I think one promising shift direction is humans do NOT like to talk to bots, especially not for anything important. It's biological. We evolved to learn from and interact with other humans, preferably the same group over a long time so we really get to understand and mirror and like and support each other.
when CNC came for machining, no one really bitched, because the computers were just removing the time consuming effort of moving screws by hand.
when computers write code, or screenplays, the quality right now is objectively much worse. that might change, but claims that we're at the point where computers can meaningfully displace that work are pretty weak.
sure that might change.
Software quality about speed of delivery and lack of bugs.
If you're fine with software which gets a little bit harder to work on every time you make a change and which might blow up in unexpected ways, AI is totally fine.
Ive yet to meet many AI champions who are explicit about their desire to make that trade off though. Even the ones who downplay software quality arent super happy about the bugs.
While the speed and scale at which these happen is definitely important (and I agree that AI code can pose a problem on that front), this applies to every human-written piece of software I've ever worked on too.

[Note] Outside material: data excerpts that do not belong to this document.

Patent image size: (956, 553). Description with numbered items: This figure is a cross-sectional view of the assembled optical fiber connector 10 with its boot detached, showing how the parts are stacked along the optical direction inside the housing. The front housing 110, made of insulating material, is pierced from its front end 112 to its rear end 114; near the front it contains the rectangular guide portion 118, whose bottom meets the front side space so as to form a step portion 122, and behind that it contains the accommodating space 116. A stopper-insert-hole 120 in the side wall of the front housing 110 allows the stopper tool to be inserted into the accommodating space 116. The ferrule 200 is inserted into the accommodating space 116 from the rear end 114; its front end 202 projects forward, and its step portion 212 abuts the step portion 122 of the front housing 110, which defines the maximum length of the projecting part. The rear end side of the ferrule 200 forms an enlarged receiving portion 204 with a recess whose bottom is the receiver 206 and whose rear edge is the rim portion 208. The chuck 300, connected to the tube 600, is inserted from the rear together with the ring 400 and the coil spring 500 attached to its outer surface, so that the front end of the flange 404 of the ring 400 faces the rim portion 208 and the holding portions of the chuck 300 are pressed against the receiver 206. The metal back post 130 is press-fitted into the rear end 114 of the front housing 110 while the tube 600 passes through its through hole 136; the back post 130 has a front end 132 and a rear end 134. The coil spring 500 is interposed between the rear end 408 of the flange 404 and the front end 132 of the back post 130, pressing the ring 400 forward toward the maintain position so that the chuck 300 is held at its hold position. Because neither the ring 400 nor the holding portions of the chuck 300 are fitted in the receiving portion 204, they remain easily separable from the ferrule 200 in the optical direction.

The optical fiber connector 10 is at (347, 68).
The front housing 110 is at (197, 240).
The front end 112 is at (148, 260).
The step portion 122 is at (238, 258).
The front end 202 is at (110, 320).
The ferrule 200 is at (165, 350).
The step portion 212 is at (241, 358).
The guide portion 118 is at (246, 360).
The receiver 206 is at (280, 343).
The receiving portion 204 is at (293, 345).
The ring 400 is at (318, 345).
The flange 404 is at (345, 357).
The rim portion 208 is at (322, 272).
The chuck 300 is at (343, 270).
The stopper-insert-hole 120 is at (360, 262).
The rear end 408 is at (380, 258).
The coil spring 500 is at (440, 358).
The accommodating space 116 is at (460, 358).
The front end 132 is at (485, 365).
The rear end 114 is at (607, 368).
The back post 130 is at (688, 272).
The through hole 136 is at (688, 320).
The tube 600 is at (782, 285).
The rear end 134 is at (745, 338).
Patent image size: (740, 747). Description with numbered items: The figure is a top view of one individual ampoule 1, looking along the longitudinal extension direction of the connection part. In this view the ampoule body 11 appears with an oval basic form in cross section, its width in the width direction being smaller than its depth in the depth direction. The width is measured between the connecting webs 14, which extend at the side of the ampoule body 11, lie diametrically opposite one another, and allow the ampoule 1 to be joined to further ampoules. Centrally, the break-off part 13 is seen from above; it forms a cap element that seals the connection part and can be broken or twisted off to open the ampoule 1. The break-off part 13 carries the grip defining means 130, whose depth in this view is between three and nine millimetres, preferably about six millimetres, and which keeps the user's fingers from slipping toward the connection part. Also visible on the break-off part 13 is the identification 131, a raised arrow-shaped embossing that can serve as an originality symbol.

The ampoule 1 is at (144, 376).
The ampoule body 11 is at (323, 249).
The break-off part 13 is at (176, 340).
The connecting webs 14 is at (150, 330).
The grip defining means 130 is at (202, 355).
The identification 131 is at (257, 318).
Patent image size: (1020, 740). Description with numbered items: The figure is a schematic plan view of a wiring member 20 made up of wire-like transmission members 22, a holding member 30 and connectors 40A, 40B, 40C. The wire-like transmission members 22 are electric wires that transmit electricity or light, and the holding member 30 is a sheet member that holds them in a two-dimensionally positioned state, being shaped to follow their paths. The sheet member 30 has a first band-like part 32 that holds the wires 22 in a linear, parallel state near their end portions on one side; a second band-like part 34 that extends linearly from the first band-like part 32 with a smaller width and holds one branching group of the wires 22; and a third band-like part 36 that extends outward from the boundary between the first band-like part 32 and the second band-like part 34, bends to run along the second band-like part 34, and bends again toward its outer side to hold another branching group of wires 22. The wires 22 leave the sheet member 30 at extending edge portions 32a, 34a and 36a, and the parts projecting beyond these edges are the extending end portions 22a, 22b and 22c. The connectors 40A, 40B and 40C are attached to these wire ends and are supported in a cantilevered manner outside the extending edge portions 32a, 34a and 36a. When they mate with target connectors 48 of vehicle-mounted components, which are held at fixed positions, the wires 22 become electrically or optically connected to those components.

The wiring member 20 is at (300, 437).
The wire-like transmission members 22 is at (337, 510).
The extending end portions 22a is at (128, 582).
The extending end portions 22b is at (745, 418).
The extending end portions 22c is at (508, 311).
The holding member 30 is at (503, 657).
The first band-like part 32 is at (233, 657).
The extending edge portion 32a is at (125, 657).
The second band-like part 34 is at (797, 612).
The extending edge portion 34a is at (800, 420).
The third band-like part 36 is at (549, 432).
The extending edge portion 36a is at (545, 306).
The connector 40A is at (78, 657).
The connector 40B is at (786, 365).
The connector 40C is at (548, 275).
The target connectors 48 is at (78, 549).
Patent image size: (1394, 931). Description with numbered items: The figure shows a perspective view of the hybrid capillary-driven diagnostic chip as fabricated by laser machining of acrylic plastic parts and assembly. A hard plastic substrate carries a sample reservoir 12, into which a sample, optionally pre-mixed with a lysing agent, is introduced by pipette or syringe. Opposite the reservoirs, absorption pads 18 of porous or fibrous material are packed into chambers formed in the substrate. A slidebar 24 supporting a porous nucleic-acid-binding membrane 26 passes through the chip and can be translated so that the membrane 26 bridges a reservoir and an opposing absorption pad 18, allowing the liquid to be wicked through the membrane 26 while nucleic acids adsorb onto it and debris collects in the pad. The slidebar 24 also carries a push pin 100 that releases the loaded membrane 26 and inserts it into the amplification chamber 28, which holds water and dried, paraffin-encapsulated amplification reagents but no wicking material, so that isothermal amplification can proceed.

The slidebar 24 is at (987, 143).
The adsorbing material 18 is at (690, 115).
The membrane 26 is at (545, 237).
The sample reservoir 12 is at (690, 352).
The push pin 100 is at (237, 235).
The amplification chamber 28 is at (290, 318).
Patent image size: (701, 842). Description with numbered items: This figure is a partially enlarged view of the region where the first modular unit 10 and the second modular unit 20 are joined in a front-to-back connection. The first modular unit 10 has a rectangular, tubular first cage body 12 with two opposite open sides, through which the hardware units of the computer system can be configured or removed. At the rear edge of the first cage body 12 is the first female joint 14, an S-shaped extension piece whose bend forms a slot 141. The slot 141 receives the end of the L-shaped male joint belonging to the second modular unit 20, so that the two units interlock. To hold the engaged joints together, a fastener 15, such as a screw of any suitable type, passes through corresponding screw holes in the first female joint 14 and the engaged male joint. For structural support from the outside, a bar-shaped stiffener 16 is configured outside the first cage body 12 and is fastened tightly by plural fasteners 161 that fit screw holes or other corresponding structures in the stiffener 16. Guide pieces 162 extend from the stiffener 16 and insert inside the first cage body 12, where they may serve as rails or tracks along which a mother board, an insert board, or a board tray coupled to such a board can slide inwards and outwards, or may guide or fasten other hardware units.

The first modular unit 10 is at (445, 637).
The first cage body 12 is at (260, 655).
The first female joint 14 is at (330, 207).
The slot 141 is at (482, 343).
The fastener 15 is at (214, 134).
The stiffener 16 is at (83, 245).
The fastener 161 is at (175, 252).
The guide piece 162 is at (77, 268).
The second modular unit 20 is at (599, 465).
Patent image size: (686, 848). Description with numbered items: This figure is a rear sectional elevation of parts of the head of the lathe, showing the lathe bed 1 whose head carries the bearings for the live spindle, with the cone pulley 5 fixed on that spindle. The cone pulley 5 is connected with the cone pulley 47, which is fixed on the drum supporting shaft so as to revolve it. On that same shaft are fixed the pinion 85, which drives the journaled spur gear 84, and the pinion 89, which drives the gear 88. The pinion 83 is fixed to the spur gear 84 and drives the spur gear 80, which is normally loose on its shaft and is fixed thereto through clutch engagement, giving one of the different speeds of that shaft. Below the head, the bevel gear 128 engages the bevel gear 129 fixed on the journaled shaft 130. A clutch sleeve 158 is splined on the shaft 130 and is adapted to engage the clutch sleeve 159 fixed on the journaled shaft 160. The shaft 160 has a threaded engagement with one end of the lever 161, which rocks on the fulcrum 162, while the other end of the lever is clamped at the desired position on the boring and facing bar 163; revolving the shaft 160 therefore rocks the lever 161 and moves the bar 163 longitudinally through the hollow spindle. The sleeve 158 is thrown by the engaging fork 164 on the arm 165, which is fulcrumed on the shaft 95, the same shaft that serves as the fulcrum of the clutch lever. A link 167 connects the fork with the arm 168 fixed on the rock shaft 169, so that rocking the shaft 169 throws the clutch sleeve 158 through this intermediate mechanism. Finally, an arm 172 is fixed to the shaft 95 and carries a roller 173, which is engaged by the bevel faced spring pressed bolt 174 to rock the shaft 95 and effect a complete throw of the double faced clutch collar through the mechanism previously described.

> AI code [..] may also free up a space for engineers seeking to restore a genuine sense of craft and creative expression
This resonates with me, as someone who joined the industry circa 2013, and discovered that most of the big tech jobs were essentially glorified plumbers.
In the 2000s, the web felt more fun, more unique, more unhinged. Websites were simple, and Flash was rampant, but it felt like the ratio of creators to consumers was higher than now.
With Claude Code/Codex, I've built a bunch of things that usually would die at a domain name purchase or init commit. Now I actually have the bandwidth to ship them!
This ease of dev also means we'll see an explosion in slopware, which we're already starting to see with App Store submissions up 60% over the last year[0].
My hope is that, with the increase of slop, we'll also see an increase in craft. Even if the proportion drops, the scale should make up for it.
We sit in prefab homes, cherishing the cathedrals of yesteryear, often forgetting that we've built skyscrapers the ancient architects could never dream of.
More software is good. Computers finally work the way we always expected them to!
[0]https://www.a16z.news/p/charts-of-the-week-the-almighty-cons...
Most tech jobs are glorified plumbers. I've worked in big tech and in small startups, and most of the code everywhere is unglamorous, boring, just needs to be written.
Satisfaction with the job also depends on what you want out of it. I know people who love building big data pipelines, and people who love building fancy UIs. Those two groups would find the other's job incredibly tedious.
The pay is nice but I find myself…remarkably unenvious as I get older.
skybrian•45m ago
When writing software for yourself, there is a bias towards implementing just the features you want and never mind the rest. Sometimes the result can be pretty sloppy, but it works.
However, code health is a choice. You just need to know what to ask for. A coding agent can be used as a power washer to tidy up a project. This won't result in great art, but like raking leaves or cleaning your steps or plowing a driveway, it can be satisfying.
Just as you wouldn't use a power washer to clean a painting, maybe there's some code that's too delicate to use a coding agent on? But for a project that has good tests and isn't that delicate, which I believe includes most web apps, nobody's going to want to pay for you to do it by hand anymore. It would be like paying someone to clear the snow in a parking lot with a shovel rather than hiring someone with a plow.